L'Europe se trouve dans une position intermédiaire : assez avancée pour ne plus ignorer l'électrique, mais pas encore au point de bascule. C'est précisément là que le message de Stellantis prend tout son sens : pour passer de 17 % à 40 % ou plus, il faudra convaincre des acheteurs pragmatiques — et les professionnels belges en font partie.

Belgique : ce que ça change pour votre flotte

En Belgique, le contexte réglementaire et fiscal crée aujourd'hui une fenêtre d'opportunité concrète pour les professionnels qui s'interrogent sur le passage à l'électrique :

  • Déductibilité fiscale à 100 % pour les véhicules zéro émission achetés jusqu'en 2027 — un avantage majeur pour les PME soumises à l'impôt des sociétés.
  • Avantage ATN fortement réduit pour les voitures de société électriques, ce qui allège sensiblement la charge fiscale pour les dirigeants et cadres.
  • Primes régionales cumulables : jusqu'à 4 500 € en Wallonie (prime PIVERT), jusqu'à 4 000 € à Bruxelles, et une prime Ecoscore progressive en Flandre.
  • LEZ (Low Emission Zones) en vigueur à Bruxelles, Anvers et Gand, avec des extensions prévues : un véhicule thermique vieillissant devient un risque opérationnel croissant pour les artisans qui travaillent en zone urbaine.
  • Infrastructure de recharge obligatoire en entreprise dès 2030 : anticiper l'installation de bornes dès aujourd'hui, c'est lisser l'investissement et éviter l'urgence.
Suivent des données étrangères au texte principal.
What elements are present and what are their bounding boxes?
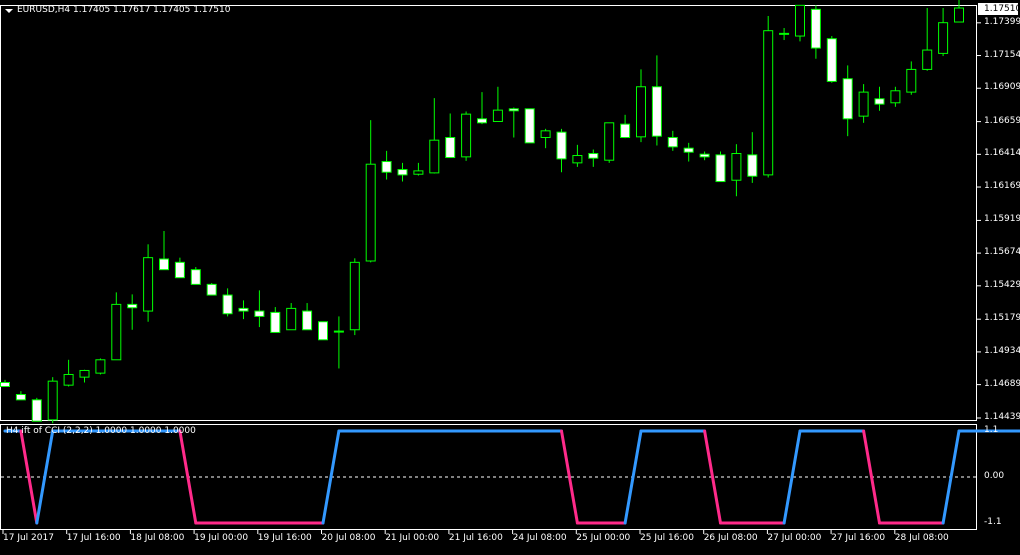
- price-tick-label: 1.16909: [984, 82, 1020, 93]
- candle-body: [906, 68, 917, 93]
- candle-body: [270, 311, 281, 333]
- candle-body: [954, 7, 964, 23]
- candle-body: [15, 394, 26, 401]
- candle-body: [111, 303, 122, 361]
- price-tick-label: 1.16659: [984, 115, 1020, 126]
- time-tick-label: 26 Jul 08:00: [703, 533, 758, 543]
- candle-body: [445, 137, 456, 159]
- candle-body: [620, 123, 631, 139]
- candle-body: [477, 118, 487, 124]
- time-tick-label: 18 Jul 08:00: [130, 533, 185, 543]
- time-tick-label: 17 Jul 16:00: [66, 533, 121, 543]
- candle-body: [747, 154, 758, 177]
- candle-body: [826, 38, 837, 82]
- candle-body: [238, 307, 249, 312]
- price-tick-label: 1.15919: [984, 214, 1020, 225]
- candle-body: [667, 137, 678, 148]
- time-tick-label: 19 Jul 16:00: [257, 533, 312, 543]
- candle-body: [0, 381, 10, 387]
- candle-body: [938, 22, 949, 54]
- candle-body: [397, 169, 408, 176]
- time-tick-label: 27 Jul 00:00: [767, 533, 822, 543]
- candle-body: [636, 86, 646, 138]
- ohlc-label: 1.17405 1.17617 1.17405 1.17510: [73, 5, 231, 15]
- price-tick-label: 1.15179: [984, 313, 1020, 324]
- candle-body: [604, 122, 615, 161]
- candle-body: [413, 170, 424, 175]
- candle-body: [651, 86, 662, 137]
- candle-body: [47, 380, 58, 421]
- chart-canvas[interactable]: [0, 0, 1020, 551]
- candle-body: [381, 161, 392, 173]
- time-tick-label: 27 Jul 16:00: [831, 533, 886, 543]
- indicator-tick-label: 1.1: [984, 425, 999, 435]
- candle-body: [683, 147, 694, 153]
- candle-body: [842, 78, 853, 120]
- chart-title: EURUSD,H4 1.17405 1.17617 1.17405 1.1751…: [17, 5, 230, 15]
- time-tick-label: 21 Jul 00:00: [385, 533, 440, 543]
- time-tick-label: 25 Jul 16:00: [640, 533, 694, 543]
- candle-body: [858, 91, 869, 117]
- candle-body: [302, 310, 313, 331]
- indicator-tick-label: 0.00: [984, 471, 1005, 481]
- price-tick-label: 1.15674: [984, 247, 1020, 258]
- time-tick-label: 28 Jul 08:00: [894, 533, 949, 543]
- time-tick-label: 20 Jul 08:00: [321, 533, 376, 543]
- time-tick-label: 17 Jul 2017: [3, 533, 54, 543]
- candle-body: [572, 155, 583, 164]
- time-tick-label: 24 Jul 08:00: [512, 533, 567, 543]
- candle-body: [95, 359, 106, 374]
- candle-body: [763, 30, 774, 176]
- candle-body: [715, 154, 726, 183]
- candle-body: [333, 330, 344, 333]
- candle-body: [540, 130, 551, 139]
- candle-body: [79, 369, 90, 378]
- candle-body: [810, 8, 821, 49]
- candle-body: [492, 109, 503, 122]
- indicator-title: H4 ift of CCI (2,2,2) 1.0000 1.0000 1.00…: [6, 426, 196, 436]
- candle-body: [174, 261, 185, 279]
- candle-body: [461, 113, 472, 158]
- candle-body: [206, 283, 217, 296]
- candle-body: [508, 108, 519, 112]
- price-tick-label: 1.15429: [984, 279, 1020, 290]
- candle-body: [779, 32, 790, 35]
- current-price-label: 1.17510: [984, 4, 1020, 14]
- time-tick-label: 25 Jul 00:00: [576, 533, 631, 543]
- candle-body: [318, 321, 328, 341]
- candle-body: [795, 4, 805, 37]
- candle-body: [222, 294, 233, 315]
- time-tick-label: 21 Jul 16:00: [448, 533, 503, 543]
- candle-body: [556, 131, 567, 160]
- symbol-label: EURUSD,H4: [17, 5, 71, 15]
- candle-body: [890, 90, 901, 104]
- price-tick-label: 1.16414: [984, 148, 1020, 159]
- candle-body: [127, 303, 138, 309]
- candle-body: [874, 98, 885, 105]
- candle-body: [349, 261, 360, 331]
- candle-body: [731, 153, 742, 181]
- candle-body: [31, 399, 42, 422]
- price-tick-label: 1.17399: [984, 16, 1020, 27]
- chart-window: EURUSD,H4 1.17405 1.17617 1.17405 1.1751…: [0, 0, 1020, 551]
- candle-body: [190, 269, 201, 285]
- price-tick-label: 1.14689: [984, 378, 1020, 389]
- candle-body: [143, 257, 154, 312]
- candle-body: [699, 153, 710, 158]
- candle-body: [254, 310, 265, 317]
- price-tick-label: 1.14934: [984, 345, 1020, 356]
- price-tick-label: 1.14439: [984, 412, 1020, 422]
- candle-body: [588, 153, 599, 159]
- candle-body: [286, 307, 297, 331]
- candle-body: [524, 108, 535, 144]
- candle-body: [429, 139, 440, 174]
- time-tick-label: 19 Jul 00:00: [194, 533, 249, 543]
- candle-body: [63, 373, 74, 386]
- indicator-tick-label: -1.1: [984, 517, 1002, 527]
- candle-body: [159, 258, 169, 271]
- candle-body: [365, 163, 376, 262]
- candle-body: [922, 49, 933, 70]
- price-tick-label: 1.16169: [984, 181, 1020, 192]
- price-tick-label: 1.17154: [984, 49, 1020, 60]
Sur le plan du TCO (coût total de possession), un véhicule utilitaire léger électrique présente, selon les estimations du secteur, un coût d'énergie par kilomètre environ deux à trois fois inférieur à son équivalent diesel, à condition que la recharge soit organisée principalement au dépôt ou au domicile. Les économies de maintenance (pas de vidange, moins de pièces d'usure) renforcent encore l'équation pour des flottes à kilométrage annuel élevé.

Ce qu'il faut retenir et faire maintenant

Le signal envoyé par Stellantis est clair : les constructeurs savent que la bataille de l'électrique ne se gagnera pas uniquement sur les catalogues de prix. Elle se gagnera sur le terrain, dans l'expérience quotidienne des conducteurs professionnels. Pour un gestionnaire de flotte belge, c'est une invitation à exiger davantage — autonomie réelle en conditions hivernales, réseau de recharge rapide, garantie batterie solide — avant de signer un bon de commande.

Concrètement, trois actions prioritaires s'imposent avant fin 2027 :

  • Profitez de la déductibilité à 100 % tant qu'elle est en vigueur pour renouveler les véhicules les plus anciens de votre flotte.
  • Vérifiez votre éligibilité aux primes régionales selon votre siège social et vos zones d'activité.
  • Planifiez votre infrastructure de recharge dès maintenant pour anticiper l'obligation de 2030 sans stress budgétaire.